Once upon a time, a very long time ago, in a desperate attempt to make her cantankerous children happy, a young mother loaded them in the car for a "mystery trip" to a motel on Lake Michigan. It was raining and cold — the kind of day that can make one feel both incompetent and unattractive. The kids were not impressed with the prospect of several hours in the car and started to beat each other about the head in the backseat. The young mother knew exactly what to do: she popped in a bootleg (sorry) tape of They Might Be Giants songs. And the children were happy and sang along. And the single mom was suddenly cool and youthful, and she, too, sang along. And it was good.

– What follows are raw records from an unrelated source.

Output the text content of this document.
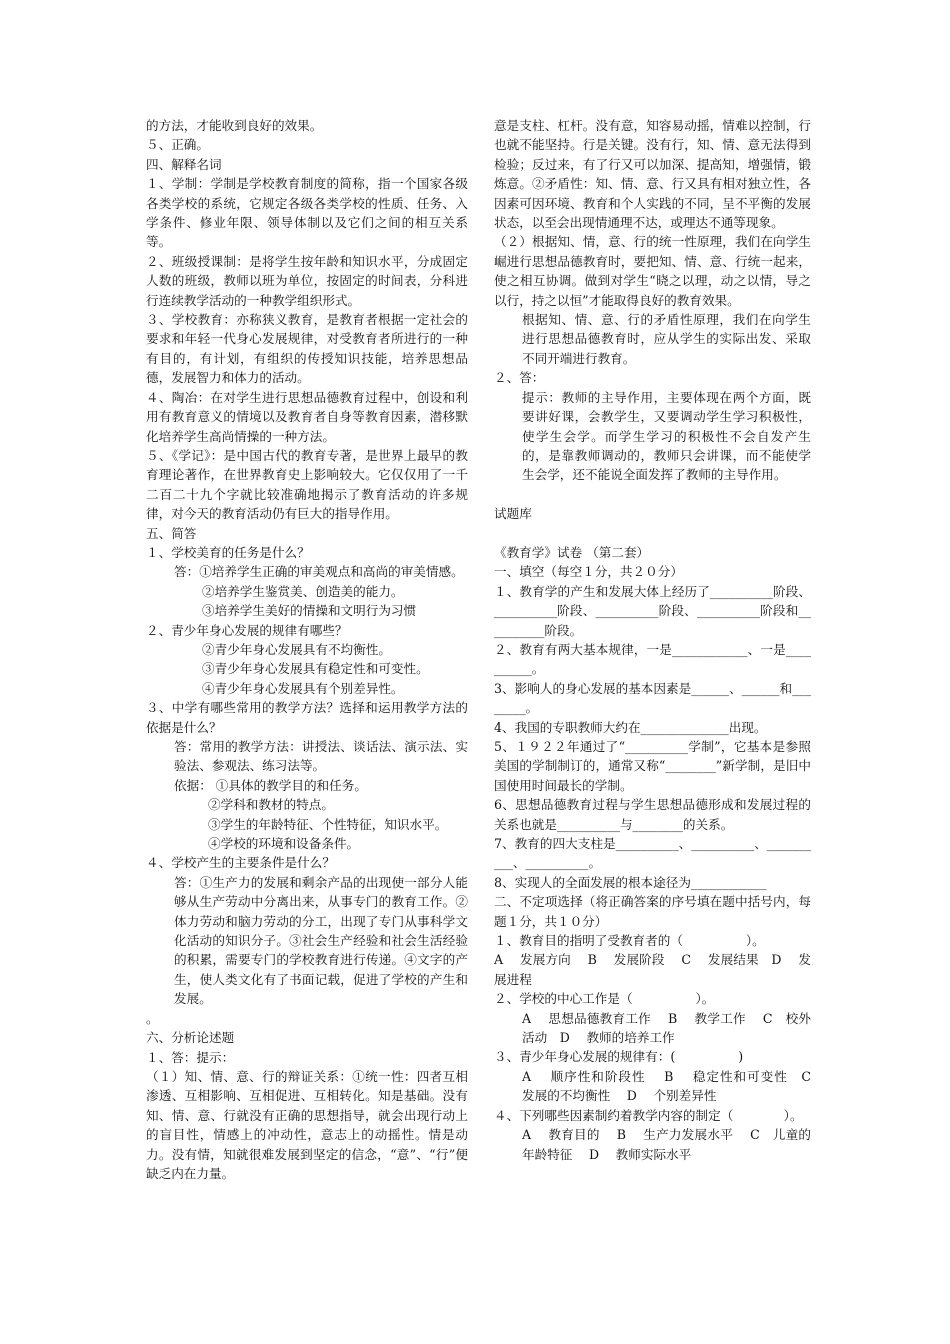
的方法，才能收到良好的效果。

５、正确。

四、解释名词

１、学制：学制是学校教育制度的简称，指一个国家各级各类学校的系统，它规定各级各类学校的性质、任务、入学条件、修业年限、领导体制以及它们之间的相互关系等。

２、班级授课制：是将学生按年龄和知识水平，分成固定人数的班级，教师以班为单位，按固定的时间表，分科进行连续教学活动的一种教学组织形式。

３、学校教育：亦称狭义教育，是教育者根据一定社会的要求和年轻一代身心发展规律，对受教育者所进行的一种有目的，有计划，有组织的传授知识技能，培养思想品德，发展智力和体力的活动。

４、陶冶：在对学生进行思想品德教育过程中，创设和利用有教育意义的情境以及教育者自身等教育因素，潜移默化培养学生高尚情操的一种方法。

５、《学记》：是中国古代的教育专著，是世界上最早的教育理论著作，在世界教育史上影响较大。它仅仅用了一千二百二十九个字就比较准确地揭示了教育活动的许多规律，对今天的教育活动仍有巨大的指导作用。

五、简答

１、学校美育的任务是什么？

答：①培养学生正确的审美观点和高尚的审美情感。

②培养学生鉴赏美、创造美的能力。

③培养学生美好的情操和文明行为习惯

２、青少年身心发展的规律有哪些？

②青少年身心发展具有不均衡性。

③青少年身心发展具有稳定性和可变性。

④青少年身心发展具有个别差异性。

３、中学有哪些常用的教学方法？选择和运用教学方法的依据是什么？

答：常用的教学方法：讲授法、谈话法、演示法、实验法、参观法、练习法等。

依据： ①具体的教学目的和任务。

②学科和教材的特点。

③学生的年龄特征、个性特征，知识水平。

④学校的环境和设备条件。

４、学校产生的主要条件是什么？

答：①生产力的发展和剩余产品的出现使一部分人能够从生产劳动中分离出来，从事专门的教育工作。②体力劳动和脑力劳动的分工，出现了专门从事科学文化活动的知识分子。③社会生产经验和社会生活经验的积累，需要专门的学校教育进行传递。④文字的产生，使人类文化有了书面记载，促进了学校的产生和发展。

。

六、分析论述题

１、答：提示：

（１）知、情、意、行的辩证关系：①统一性：四者互相渗透、互相影响、互相促进、互相转化。知是基础。没有知、情、意、行就没有正确的思想指导，就会出现行动上的盲目性，情感上的冲动性，意志上的动摇性。情是动力。没有情，知就很难发展到坚定的信念，“意”、“行”便缺乏内在力量。

意是支柱、杠杆。没有意，知容易动摇，情难以控制，行也就不能坚持。行是关键。没有行，知、情、意无法得到检验；反过来，有了行又可以加深、提高知，增强情，锻炼意。②矛盾性：知、情、意、行又具有相对独立性，各因素可因环境、教育和个人实践的不同，呈不平衡的发展状态，以至会出现情通理不达，或理达不通等现象。

（２）根据知、情，意、行的统一性原理，我们在向学生崛进行思想品德教育时，要把知、情、意、行统一起来，使之相互协调。做到对学生“晓之以理，动之以情，导之以行，持之以恒”才能取得良好的教育效果。

根据知、情、意、行的矛盾性原理，我们在向学生进行思想品德教育时，应从学生的实际出发、采取不同开端进行教育。

２、答：

提示：教师的主导作用，主要体现在两个方面，既要讲好课，会教学生，又要调动学生学习积极性，使学生会学。而学生学习的积极性不会自发产生的，是靠教师调动的，教师只会讲课，而不能使学生会学，还不能说全面发挥了教师的主导作用。

试题库

《教育学》试卷 （第二套）

一、填空（每空１分，共２０分）

１、教育学的产生和发展大体上经历了__________阶段、__________阶段、__________阶段、__________阶段和__________阶段。

２、教育有两大基本规律，一是____________、一是__________。

3、影响人的身心发展的基本因素是______、______和________。

4、我国的专职教师大约在______________出现。

5、１９２２年通过了“__________学制”，它基本是参照美国的学制制订的，通常又称“________”新学制，是旧中国使用时间最长的学制。

6、思想品德教育过程与学生思想品德形成和发展过程的关系也就是__________与________的关系。

7、教育的四大支柱是__________、__________、__________、__________。

8、实现人的全面发展的根本途径为____________

二、不定项选择（将正确答案的序号填在题中括号内，每题１分，共１０分）

１、教育目的指明了受教育者的（　　　　　）。

A　 发展方向　 B　 发展阶段　 C　 发展结果　D　 发展进程

２、学校的中心工作是（　　　　　）。

A　 思想品德教育工作　 B　 教学工作　 C　校外活动　D　 教师的培养工作

３、青少年身心发展的规律有：(　　　　　)

A　 顺序性和阶段性　 B　 稳定性和可变性　C　发展的不均衡性　 D　 个别差异性

４、下列哪些因素制约着教学内容的制定（　　　　）。

A　 教育目的　 B　 生产力发展水平　 C　儿童的年龄特征　 D　 教师实际水平
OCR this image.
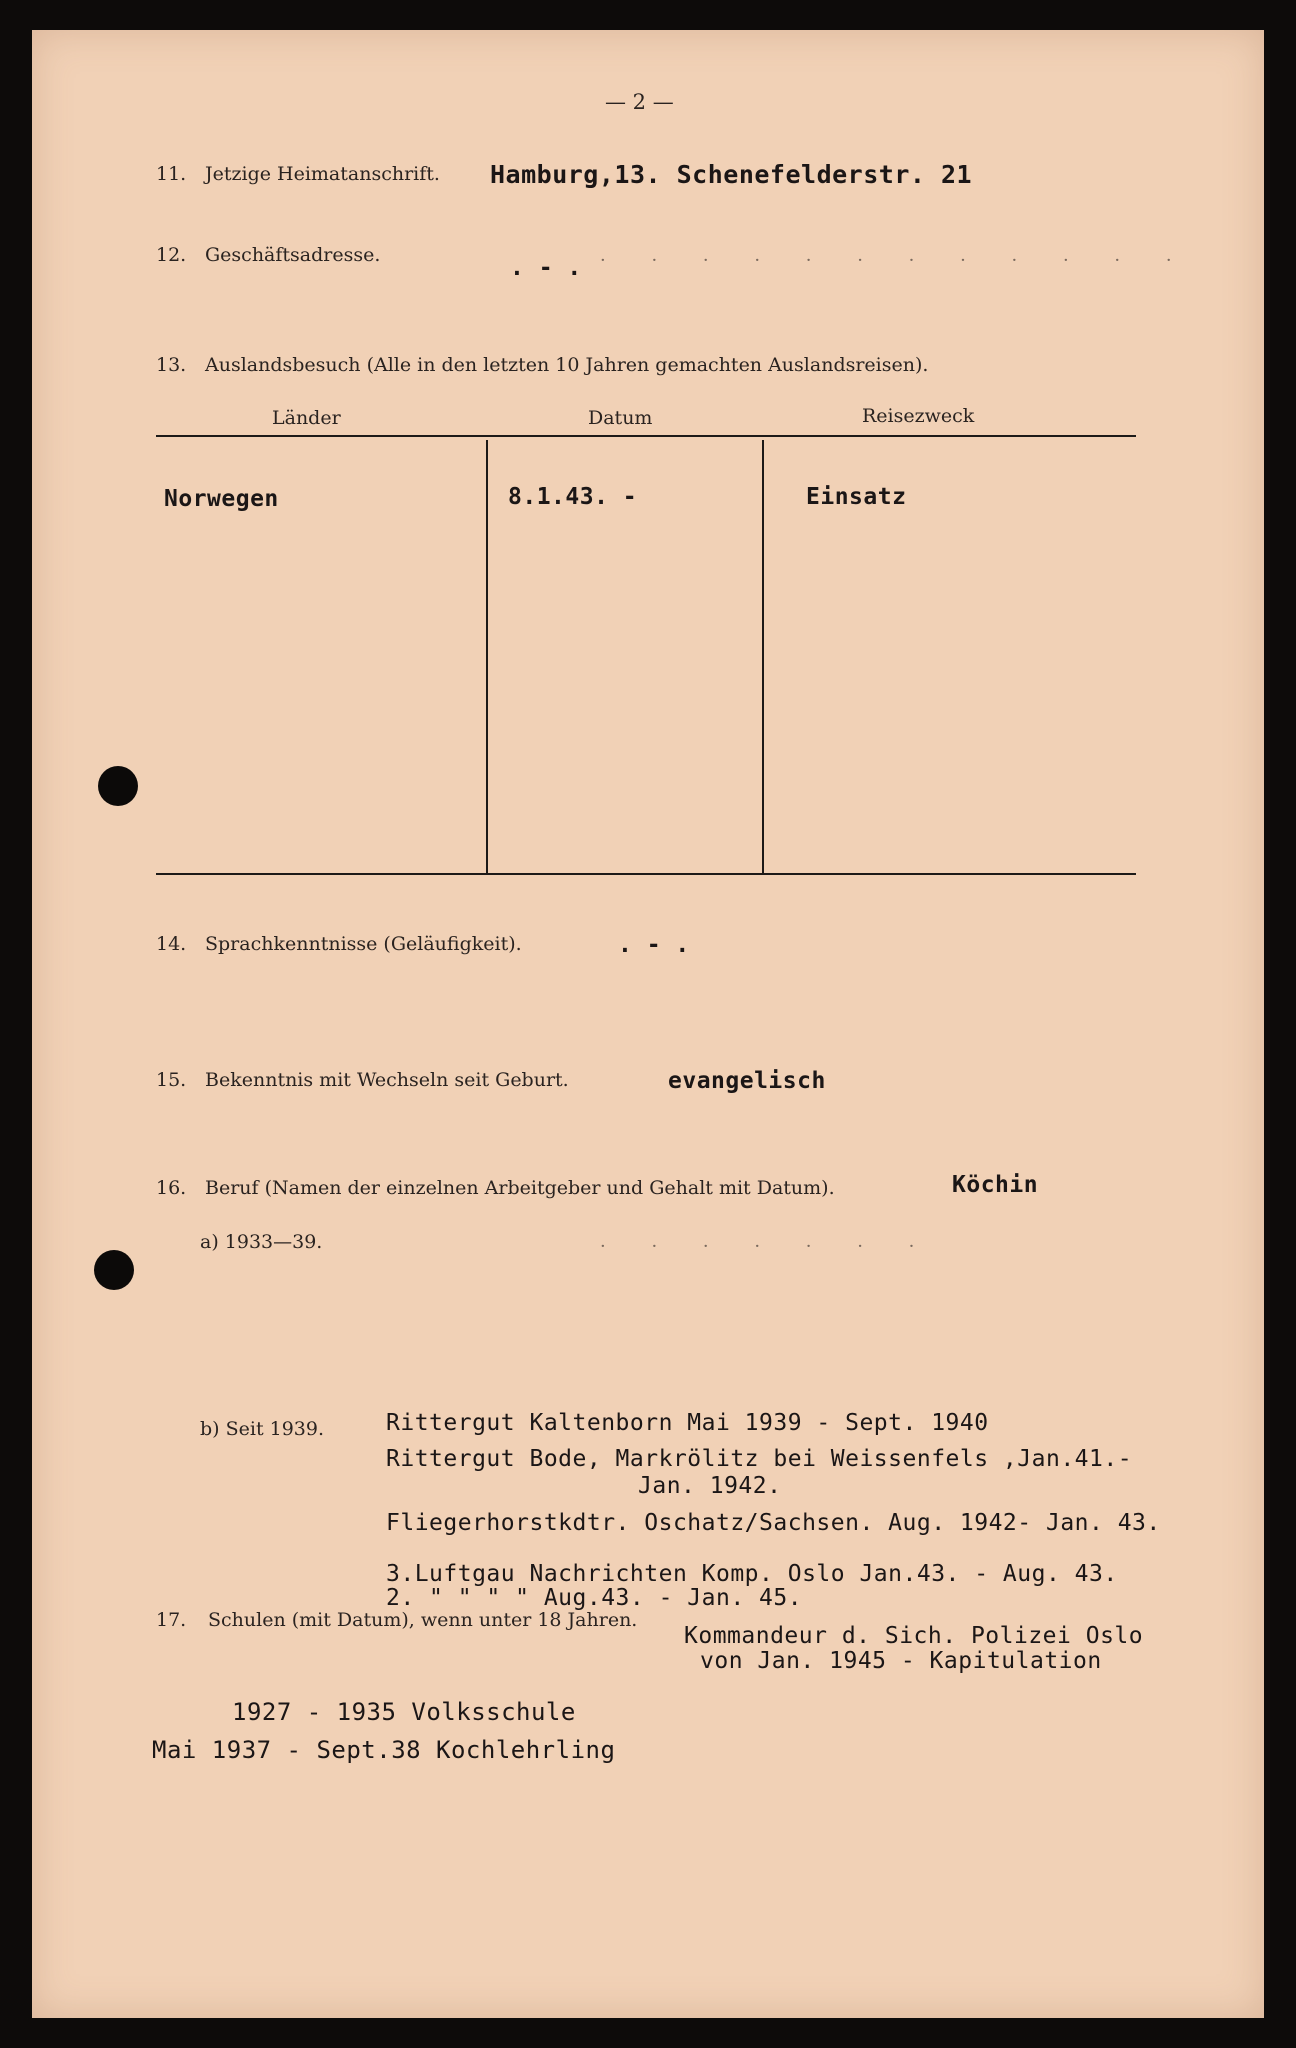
— 2 —
11. Jetzige Heimatanschrift. Hamburg,13. Schenefelderstr. 21
12. Geschäftsadresse.	. - . · · · · · · · · · · · ·
13. Auslandsbesuch (Alle in den letzten 10 Jahren gemachten Auslandsreisen).
Länder	Datum	Reisezweck
Norwegen	8.1.43. -	Einsatz
14. Sprachkenntnisse (Geläufigkeit).	. - .
15. Bekenntnis mit Wechseln seit Geburt.	evangelisch
16. Beruf (Namen der einzelnen Arbeitgeber und Gehalt mit Datum).	Köchin
a) 1933—39.	· · · · · · ·
b) Seit 1939.	Rittergut Kaltenborn Mai 1939 - Sept. 1940
Rittergut Bode, Markrölitz bei Weissenfels ,Jan.41.-
Jan. 1942.
Fliegerhorstkdtr. Oschatz/Sachsen. Aug. 1942- Jan. 43.
3.Luftgau Nachrichten Komp. Oslo Jan.43. - Aug. 43.
2. " " " " Aug.43. - Jan. 45.
Kommandeur d. Sich. Polizei Oslo
von Jan. 1945 - Kapitulation
17. Schulen (mit Datum), wenn unter 18 Jahren.
1927 - 1935 Volksschule
Mai 1937 - Sept.38 Kochlehrling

The strange, dorky, perfect songs of They Might Be Giants were my sound track for a couple of very interesting years. And when they came to the Michigan Theater sometime in the early 1990s, I bought tickets and my kids and I danced in our seats. It was the kids' first rock concert — a lot louder than the songs on the bootleg tape, but we didn't care.

This is music for those with no attention span (many songs last just a minute or two and sometimes just . . . stop). This is music for people who read the faint, white writing printed on a rearview mirror and think, "Wow, that would make a great song." It is music for the odd and the disaffected, and for people with ordinary nonsingerly voices who, possibly whilst stoned, get great ideas for songs and assorted art projects — TMBG actually follow through and write those songs. They are censor free. And the result is amazing, freethinking music that is utterly original and often somewhat irritatingly beautiful. I don't mind that New Yorkers John Flansburgh and John Linnell are probably millionaires; they deserve to be for writing songs with titles like "My Racist Friend," "The Statue Got Me High," "I Palindrome I," "Fingertips," and "Which Describes How You're Feeling."

What have they been doing since the days of my mystery trip? Recording theme songs and incidental music for Malcolm in the Middle, Austin Powers 2, and All Things Considered; recording children's music; touring where and when they want to; and maintaining relationships with their legions of fans through such direct-entry musical experiences as their popular Dial-a-Song service (718-387-6962; I just called and it was busy) or www.dialasong.com (which I'm listening to right now and is really fun). Oh, and making plans to play at the Ann Arbor Summer Festival on Saturday, July 3, at the Power Center.